On a 2010 surfing trip to Costa Rica, Paul Goodman and Griffin Thall met some local artisans selling handmade bracelets. On a whim, they purchased 400 to take home to sell to friends. Within a week of returning home, every bracelet had sold. Six months later, the duo was in the bracelet business. In the early days, they reinvested virtually every penny they had back into La Jolla, California-based Pura Vida and pored over how each returned. They tried various trade shows and returned to the ones that worked best. They found that handing out free samples at colleges and universities led to more purchases by those students and their friends, so they did more campus visits. They tinker with their website copy and promotional offers to get better search results and spur more sales. If something isn’t working, it gets dropped from the mix, pronto.

“The biggest challenge has been learning how to scale our marketing as we grow quickly. With that, comes more printing needs, more shipping needs, more logistics, more systems, and more employees,” Goodman says.

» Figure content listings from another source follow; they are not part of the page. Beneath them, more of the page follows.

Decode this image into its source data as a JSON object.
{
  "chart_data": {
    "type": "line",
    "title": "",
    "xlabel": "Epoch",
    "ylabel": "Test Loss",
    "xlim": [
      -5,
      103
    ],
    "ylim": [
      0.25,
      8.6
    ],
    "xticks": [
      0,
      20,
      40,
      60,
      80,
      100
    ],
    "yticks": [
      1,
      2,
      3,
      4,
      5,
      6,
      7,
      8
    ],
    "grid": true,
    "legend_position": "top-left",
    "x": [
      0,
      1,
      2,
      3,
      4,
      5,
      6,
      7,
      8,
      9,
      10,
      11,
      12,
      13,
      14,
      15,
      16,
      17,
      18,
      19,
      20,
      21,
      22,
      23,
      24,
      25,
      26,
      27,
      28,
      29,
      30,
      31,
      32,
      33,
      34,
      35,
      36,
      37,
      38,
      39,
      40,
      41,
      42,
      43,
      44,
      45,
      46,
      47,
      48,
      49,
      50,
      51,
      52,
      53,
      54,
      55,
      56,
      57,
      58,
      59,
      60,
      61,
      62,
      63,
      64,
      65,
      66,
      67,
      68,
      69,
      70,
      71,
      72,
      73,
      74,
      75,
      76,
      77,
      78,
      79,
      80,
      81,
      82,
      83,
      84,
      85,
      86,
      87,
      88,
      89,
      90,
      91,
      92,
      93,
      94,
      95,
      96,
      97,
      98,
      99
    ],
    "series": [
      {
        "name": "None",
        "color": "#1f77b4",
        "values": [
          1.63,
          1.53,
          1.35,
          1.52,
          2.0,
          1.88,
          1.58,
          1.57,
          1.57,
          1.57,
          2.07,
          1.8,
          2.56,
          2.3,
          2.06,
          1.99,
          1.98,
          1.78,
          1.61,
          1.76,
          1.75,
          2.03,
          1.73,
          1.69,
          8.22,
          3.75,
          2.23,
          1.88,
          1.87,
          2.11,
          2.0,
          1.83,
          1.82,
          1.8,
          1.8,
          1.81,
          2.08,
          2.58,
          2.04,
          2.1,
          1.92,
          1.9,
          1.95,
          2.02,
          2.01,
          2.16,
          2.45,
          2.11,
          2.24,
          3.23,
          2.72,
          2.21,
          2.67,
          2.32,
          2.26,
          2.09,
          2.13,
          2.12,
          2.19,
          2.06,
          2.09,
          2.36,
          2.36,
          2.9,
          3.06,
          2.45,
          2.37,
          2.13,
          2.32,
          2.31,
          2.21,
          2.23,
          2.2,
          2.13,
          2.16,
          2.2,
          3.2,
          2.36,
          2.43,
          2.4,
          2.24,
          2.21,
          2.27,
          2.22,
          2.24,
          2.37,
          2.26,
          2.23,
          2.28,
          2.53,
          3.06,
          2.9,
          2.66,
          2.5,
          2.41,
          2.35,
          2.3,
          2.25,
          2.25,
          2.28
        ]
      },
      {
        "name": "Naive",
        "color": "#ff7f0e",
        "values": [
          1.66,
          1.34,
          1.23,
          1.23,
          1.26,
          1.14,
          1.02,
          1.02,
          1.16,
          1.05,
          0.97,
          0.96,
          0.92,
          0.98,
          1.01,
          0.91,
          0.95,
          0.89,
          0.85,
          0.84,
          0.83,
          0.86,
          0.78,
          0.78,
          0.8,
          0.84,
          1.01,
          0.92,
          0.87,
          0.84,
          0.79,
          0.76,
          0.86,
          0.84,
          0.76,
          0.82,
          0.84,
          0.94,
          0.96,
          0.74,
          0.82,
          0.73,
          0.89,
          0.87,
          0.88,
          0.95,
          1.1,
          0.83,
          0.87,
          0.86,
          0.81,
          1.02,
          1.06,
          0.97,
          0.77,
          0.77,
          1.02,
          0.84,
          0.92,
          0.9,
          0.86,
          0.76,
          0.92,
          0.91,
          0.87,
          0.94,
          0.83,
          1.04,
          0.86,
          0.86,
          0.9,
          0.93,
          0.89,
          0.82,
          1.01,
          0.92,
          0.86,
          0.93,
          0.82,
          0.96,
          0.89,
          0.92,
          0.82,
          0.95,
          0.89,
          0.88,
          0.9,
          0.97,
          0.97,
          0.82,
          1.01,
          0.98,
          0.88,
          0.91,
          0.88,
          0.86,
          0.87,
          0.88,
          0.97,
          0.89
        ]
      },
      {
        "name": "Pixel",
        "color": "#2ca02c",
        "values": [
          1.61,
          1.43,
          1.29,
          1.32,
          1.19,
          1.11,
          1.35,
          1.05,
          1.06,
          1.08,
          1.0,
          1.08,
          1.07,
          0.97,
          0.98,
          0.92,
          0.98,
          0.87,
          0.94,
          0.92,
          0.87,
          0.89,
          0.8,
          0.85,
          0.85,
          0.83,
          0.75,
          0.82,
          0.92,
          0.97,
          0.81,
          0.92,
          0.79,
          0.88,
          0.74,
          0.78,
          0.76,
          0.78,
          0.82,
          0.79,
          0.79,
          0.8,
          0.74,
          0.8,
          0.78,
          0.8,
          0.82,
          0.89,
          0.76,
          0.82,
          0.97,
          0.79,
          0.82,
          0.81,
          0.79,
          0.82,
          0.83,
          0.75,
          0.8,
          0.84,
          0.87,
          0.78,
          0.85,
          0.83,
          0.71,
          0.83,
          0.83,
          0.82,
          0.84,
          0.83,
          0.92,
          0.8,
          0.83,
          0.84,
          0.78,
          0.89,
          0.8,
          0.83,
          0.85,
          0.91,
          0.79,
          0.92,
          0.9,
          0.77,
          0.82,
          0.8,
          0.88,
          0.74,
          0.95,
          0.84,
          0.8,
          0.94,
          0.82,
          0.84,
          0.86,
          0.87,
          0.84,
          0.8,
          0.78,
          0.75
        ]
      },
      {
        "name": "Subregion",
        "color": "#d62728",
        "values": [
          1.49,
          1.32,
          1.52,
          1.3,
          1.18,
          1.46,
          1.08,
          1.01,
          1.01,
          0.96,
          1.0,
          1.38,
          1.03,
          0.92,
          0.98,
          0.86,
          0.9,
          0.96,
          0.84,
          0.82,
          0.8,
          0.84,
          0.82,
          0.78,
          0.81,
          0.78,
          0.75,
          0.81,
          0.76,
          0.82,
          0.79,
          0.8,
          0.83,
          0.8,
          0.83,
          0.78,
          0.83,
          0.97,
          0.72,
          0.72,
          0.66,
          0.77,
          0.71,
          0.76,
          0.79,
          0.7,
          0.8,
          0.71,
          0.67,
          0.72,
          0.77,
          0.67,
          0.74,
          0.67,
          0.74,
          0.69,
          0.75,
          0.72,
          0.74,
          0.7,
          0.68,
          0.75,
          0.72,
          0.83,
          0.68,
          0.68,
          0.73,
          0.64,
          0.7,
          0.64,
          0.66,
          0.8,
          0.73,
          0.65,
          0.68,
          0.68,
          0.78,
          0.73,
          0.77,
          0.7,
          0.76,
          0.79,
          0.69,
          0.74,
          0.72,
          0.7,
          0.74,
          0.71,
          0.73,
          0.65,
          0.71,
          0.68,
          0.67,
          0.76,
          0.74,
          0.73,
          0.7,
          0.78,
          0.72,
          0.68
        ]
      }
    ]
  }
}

To help manage that growth, Pura Vida relies heavily on The UPS Store. Goodman says when the duo started, they “had never shipped a package.” So, they brought everything to The UPS Store for fulfillment. The team there handled everything from packaging and packing slips to labeling and shipping. Each package typically has two to three inserts, which often inspire additional sales. The UPS Store team manages all of the company’s printing, including catalogs, then keeps those items on-site, ensuring that the proper promotional items are shipped with the order.

That’s no small feat. Pura Vida ships approximately 500 orders a day through The UPS Store in addition to shipping their product and promotional materials to trade shows and other events.

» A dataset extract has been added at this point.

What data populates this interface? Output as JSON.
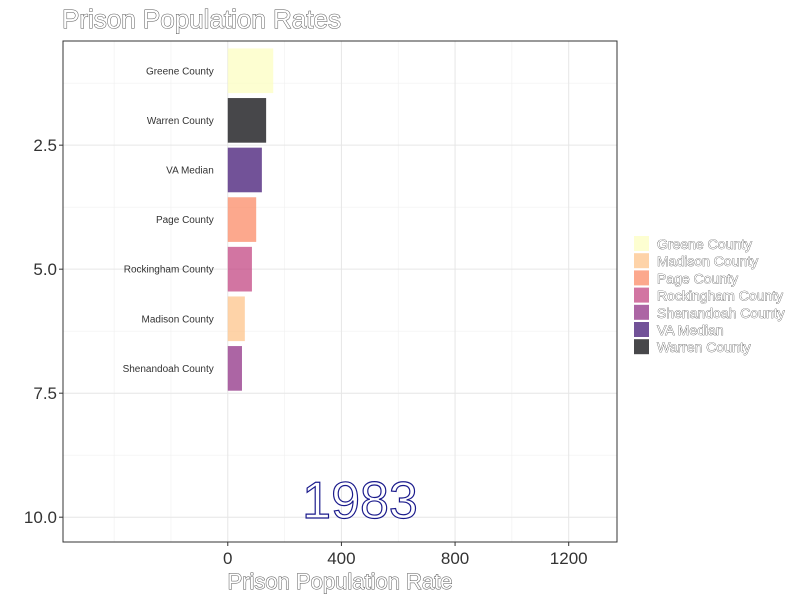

“The UPS Store owner provides the greatest customer service I’ve ever had. Anything I need, I can call on [the owner]. It has really helped everything run smoothly,” Goodman says.

And by allowing the founders to focus on their business without the distraction of shipping, Pura Vida continues to grow. Today, they have 11 employees and work with 75 artisans in Costa Rica. Their bracelets are now being sold in more than 2,500 surf shops, boutiques, college book stores, and large chain stores around the world. But they’re still committed to managing their investments, especially marketing activities, as frugally and carefully as they did when they started out.

“A lot of people will see what other brands are doing and just copy them, not really thinking about what will help their brand. You have to experiment and track results. You have to know what works for your brand,” he says.